Setelah mengklaim gangguan penularan, negara-negara endemik harus menunjukkan
dan mendokumentasikan bukti tidak adanya penularan penyakit cacing guinea asli
selama setidaknya tiga tahun berturut-turut agar memenuhi syarat untuk dipertimbangkan
oleh Komisi Internasional untuk Sertifikasi Pemberantasan Dracunculiasis
(ICCDE). ICCDE memutuskan, setelah pertimbangan yang memuaskan, apakah akan
merekomendasikan negara untuk sertifikasi oleh Organisasi Kesehatan Dunia sebagai
negara bebas dari penularan cacing guinea.
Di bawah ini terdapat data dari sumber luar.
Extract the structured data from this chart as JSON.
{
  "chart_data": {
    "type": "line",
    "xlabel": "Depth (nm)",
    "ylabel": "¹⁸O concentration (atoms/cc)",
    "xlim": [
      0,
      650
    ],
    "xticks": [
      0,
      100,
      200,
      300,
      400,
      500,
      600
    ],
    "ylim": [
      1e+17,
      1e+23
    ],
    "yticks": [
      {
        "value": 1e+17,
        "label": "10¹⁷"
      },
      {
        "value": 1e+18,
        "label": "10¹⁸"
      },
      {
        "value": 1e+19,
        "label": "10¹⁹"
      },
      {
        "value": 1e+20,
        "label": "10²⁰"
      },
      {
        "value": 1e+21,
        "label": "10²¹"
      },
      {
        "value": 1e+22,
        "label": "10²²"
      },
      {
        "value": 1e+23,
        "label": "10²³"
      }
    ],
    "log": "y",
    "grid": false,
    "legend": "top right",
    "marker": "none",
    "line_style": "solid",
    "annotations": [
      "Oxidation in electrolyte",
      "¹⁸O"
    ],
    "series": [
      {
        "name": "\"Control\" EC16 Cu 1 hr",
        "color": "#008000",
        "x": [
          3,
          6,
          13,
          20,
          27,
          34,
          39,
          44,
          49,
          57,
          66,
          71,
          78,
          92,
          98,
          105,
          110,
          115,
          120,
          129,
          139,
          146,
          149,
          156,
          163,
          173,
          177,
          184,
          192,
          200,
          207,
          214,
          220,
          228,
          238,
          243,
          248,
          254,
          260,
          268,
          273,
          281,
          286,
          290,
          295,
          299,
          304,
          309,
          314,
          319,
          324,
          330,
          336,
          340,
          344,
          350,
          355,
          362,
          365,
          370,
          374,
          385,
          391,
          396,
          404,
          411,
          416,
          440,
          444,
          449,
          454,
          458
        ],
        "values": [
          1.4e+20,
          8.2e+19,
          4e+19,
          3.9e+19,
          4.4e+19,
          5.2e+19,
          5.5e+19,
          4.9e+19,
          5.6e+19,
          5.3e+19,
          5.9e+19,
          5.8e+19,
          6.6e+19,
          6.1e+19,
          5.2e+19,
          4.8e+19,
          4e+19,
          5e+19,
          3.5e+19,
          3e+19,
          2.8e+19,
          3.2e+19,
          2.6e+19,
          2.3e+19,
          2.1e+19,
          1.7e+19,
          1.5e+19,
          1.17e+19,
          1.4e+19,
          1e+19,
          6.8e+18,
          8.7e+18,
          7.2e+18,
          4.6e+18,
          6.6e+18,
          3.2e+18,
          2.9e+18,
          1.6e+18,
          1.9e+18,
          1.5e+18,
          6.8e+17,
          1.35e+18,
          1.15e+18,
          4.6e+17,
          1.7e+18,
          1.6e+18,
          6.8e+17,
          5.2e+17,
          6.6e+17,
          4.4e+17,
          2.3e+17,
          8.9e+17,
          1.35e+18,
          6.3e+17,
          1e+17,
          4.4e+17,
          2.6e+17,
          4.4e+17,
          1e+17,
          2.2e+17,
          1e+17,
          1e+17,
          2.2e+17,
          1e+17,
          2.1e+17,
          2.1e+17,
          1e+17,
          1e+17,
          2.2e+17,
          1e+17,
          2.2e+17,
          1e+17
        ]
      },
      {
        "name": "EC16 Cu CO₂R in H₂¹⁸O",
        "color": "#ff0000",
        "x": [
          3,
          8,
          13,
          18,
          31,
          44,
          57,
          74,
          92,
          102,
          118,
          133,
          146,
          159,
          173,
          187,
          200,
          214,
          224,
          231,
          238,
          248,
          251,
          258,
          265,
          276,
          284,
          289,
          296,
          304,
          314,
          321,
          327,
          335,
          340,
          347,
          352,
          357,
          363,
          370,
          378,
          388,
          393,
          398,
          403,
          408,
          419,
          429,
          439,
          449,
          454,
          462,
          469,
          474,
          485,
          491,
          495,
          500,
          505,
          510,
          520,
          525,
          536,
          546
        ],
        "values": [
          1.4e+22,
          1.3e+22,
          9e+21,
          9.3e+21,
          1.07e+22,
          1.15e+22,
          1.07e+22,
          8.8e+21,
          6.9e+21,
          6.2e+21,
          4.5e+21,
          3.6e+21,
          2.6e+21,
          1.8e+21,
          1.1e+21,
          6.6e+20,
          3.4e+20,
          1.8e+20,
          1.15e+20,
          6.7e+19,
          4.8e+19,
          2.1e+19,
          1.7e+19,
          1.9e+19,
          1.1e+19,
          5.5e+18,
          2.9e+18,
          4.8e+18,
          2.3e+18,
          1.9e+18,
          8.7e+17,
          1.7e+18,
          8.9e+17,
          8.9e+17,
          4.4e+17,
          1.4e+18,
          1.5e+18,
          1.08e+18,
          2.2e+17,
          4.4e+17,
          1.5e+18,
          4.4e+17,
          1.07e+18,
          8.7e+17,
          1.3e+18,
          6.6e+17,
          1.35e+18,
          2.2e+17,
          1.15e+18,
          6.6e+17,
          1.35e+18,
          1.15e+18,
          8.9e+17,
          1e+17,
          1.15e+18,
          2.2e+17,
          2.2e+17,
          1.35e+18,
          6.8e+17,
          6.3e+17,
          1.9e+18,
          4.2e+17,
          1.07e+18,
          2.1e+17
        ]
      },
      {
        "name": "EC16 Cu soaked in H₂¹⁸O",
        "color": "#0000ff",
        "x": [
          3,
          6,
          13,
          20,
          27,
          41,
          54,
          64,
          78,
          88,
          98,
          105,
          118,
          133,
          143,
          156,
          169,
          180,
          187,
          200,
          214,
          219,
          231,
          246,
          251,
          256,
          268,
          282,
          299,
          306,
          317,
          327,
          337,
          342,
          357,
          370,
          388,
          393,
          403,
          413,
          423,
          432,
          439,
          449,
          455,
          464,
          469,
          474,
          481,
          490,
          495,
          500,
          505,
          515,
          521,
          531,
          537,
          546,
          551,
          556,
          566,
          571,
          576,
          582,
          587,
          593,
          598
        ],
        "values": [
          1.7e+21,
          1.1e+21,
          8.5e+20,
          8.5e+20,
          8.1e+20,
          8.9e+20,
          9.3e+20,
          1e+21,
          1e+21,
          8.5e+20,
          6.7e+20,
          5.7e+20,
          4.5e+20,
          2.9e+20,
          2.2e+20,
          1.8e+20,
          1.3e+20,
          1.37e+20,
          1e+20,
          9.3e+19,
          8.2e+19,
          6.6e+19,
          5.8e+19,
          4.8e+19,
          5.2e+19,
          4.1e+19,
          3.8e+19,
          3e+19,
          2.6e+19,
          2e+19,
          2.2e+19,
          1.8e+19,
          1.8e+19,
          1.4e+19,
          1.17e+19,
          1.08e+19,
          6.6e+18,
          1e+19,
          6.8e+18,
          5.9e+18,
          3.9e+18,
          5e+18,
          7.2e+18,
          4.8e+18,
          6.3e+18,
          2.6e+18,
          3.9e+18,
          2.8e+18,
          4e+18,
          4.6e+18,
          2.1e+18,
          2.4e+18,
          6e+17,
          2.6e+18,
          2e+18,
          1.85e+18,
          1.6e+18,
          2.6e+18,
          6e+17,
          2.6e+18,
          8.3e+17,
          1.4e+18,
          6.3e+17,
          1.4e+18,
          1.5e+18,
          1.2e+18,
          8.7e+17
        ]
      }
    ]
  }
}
Untuk informasi lebih lanjut tentang Dracunculiasis (penyakit cacing guinea):
• Lembar fakta WHO, Dracunculiasis (penyakit cacing guinea)
• WHO, pemberantasan Dracunculiasis
• Total Kasus The Carter Center, Guinea Worm
• The Carter Center, Guinea worm mewabah di Ethiopia pada tahun 2017
• CDC Parasites - Guinea Worm
• Eliminasi Penyakit Cacing Guinea di Ethiopia; Status Penyakit Saat Ini, Strategi
Pemberantasan dan Tantangan hingga Game Akhir
• Dokumen panduan WHO - COVID-19: Panduan operasional untuk memelihara layanan
kesehatan penting selama wabah
1
Persyaratan WHO: Semua spesimen cacing harus diperoleh dari setiap kasus untuk
konfirmasi laboratorium dan dikirim ke Pusat Kolaborasi WHO untuk Penelitian,
Pelatihan, dan Pengendalian Dracunculiasis di Pusat Pengendalian dan Pencegahan
Penyakit (CDC) Amerika Serikat.
2
Mali tidak melaporkan kasus manusia selama empat tahun berturut-turut (2016-2019)
tetapi terus melaporkan penularan antar hewan.